2021年10月13日水曜日

先日の『折々のことば』



 

朝日新聞のコラムです。


「たまたま出てきた染みみたいなものの形が面白いねとか、そういうことではないかと思う。」


書いた人は、吉村萬壱という作家らしい。解説は、鷲田清一さんです。


解説;

自分が綴っている言葉は元々人様から授かったものだし、自分が物語る思想も所詮は誰かのそれの焼き直しのようなものでしかないから、と作家は言う。作家のこの言葉、きっと私の文章のことを言っていると思う人も少なくない。それだって「染み」であるはずなのに、各人がこの自分に宛てられた言葉だと思うところが、面白くて深い。




まあ、解説はともかく、わたしも「自分で考えた事など何もない。
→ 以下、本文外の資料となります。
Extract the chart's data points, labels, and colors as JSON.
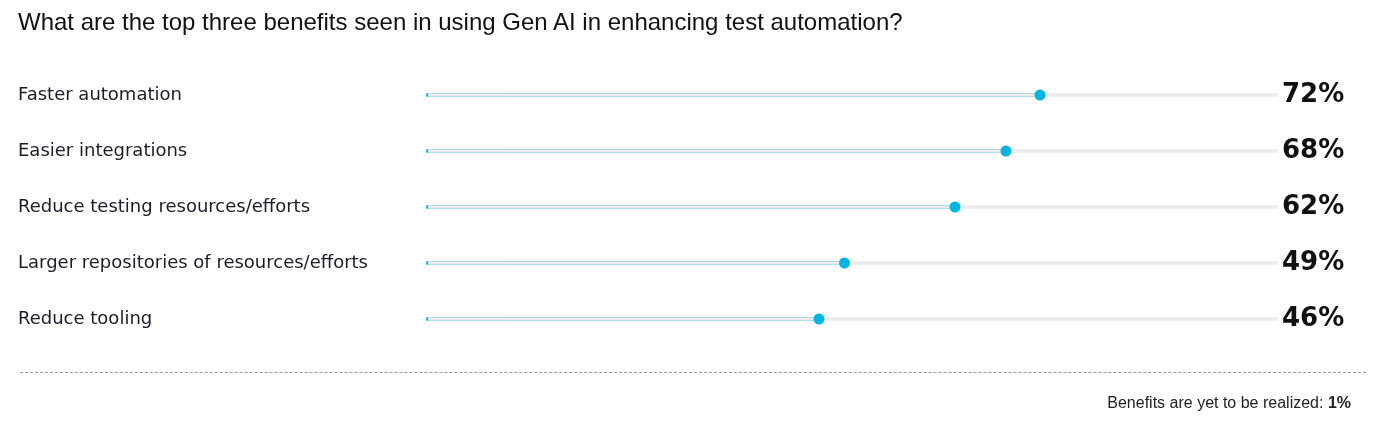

」と常々お思っているものですから、「この言葉」に引っ掛かってしまったのです。


わたしが言うこと・書くことは、どこかで読んだ・誰かが言っていたことの記憶でしかありません。自分で考え付いたことは100%ありません。自分で必死に悩んで考えたと思ったことも、すでに誰かがどこかで言っています。
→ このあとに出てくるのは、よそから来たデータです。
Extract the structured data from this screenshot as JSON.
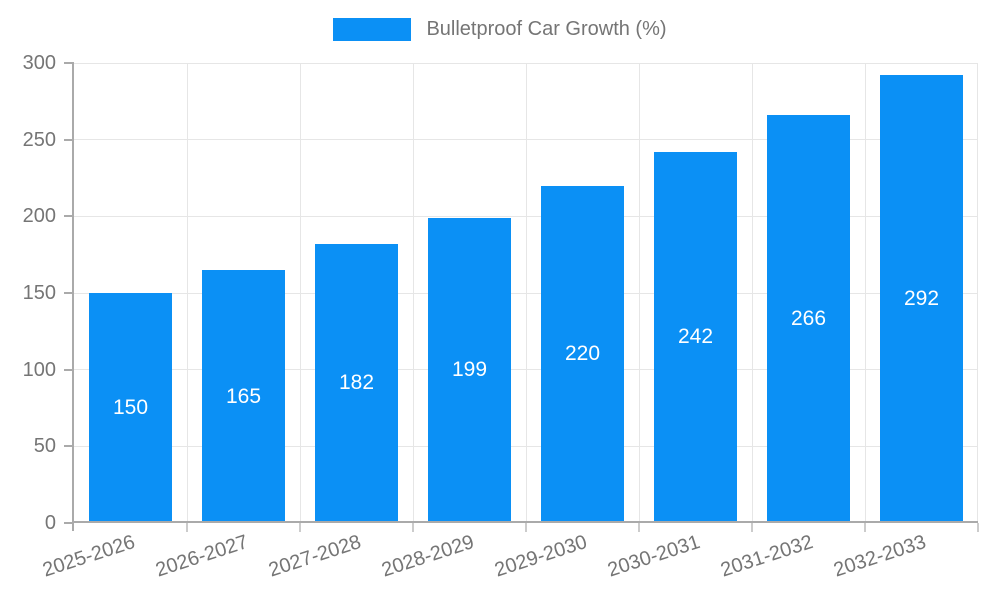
{
  "chart_data": {
    "type": "bar",
    "title": "",
    "legend": {
      "label": "Bulletproof Car Growth (%)",
      "position": "top"
    },
    "categories": [
      "2025-2026",
      "2026-2027",
      "2027-2028",
      "2028-2029",
      "2029-2030",
      "2030-2031",
      "2031-2032",
      "2032-2033"
    ],
    "values": [
      150,
      165,
      182,
      199,
      220,
      242,
      266,
      292
    ],
    "xlabel": "",
    "ylabel": "",
    "ylim": [
      0,
      300
    ],
    "yticks": [
      0,
      50,
      100,
      150,
      200,
      250,
      300
    ],
    "grid": true,
    "value_labels": "centered-in-bar",
    "x_label_rotation_deg": -18,
    "colors": {
      "bar": "#0b90f5",
      "bar_value_text": "#ffffff",
      "grid": "#e6e6e6",
      "axis": "#aaaaaa",
      "x_tick": "#cccccc",
      "axis_text": "#757575",
      "background": "#ffffff"
    }
  }
}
よく、「いろいろなことを知っているね。」と言われますが、それは、単なる何か読んだ物の記憶です。「記憶力が良いね、と言ってください。」てなことです。


そんないろいろな記憶を自分なりに組みなおし、とっかえひっかえ組みなおしていくと言う試みです。つまりそれが、「染み」という事でしょう。


それなりに、面白い形の「染み」を作っていくしかないのです。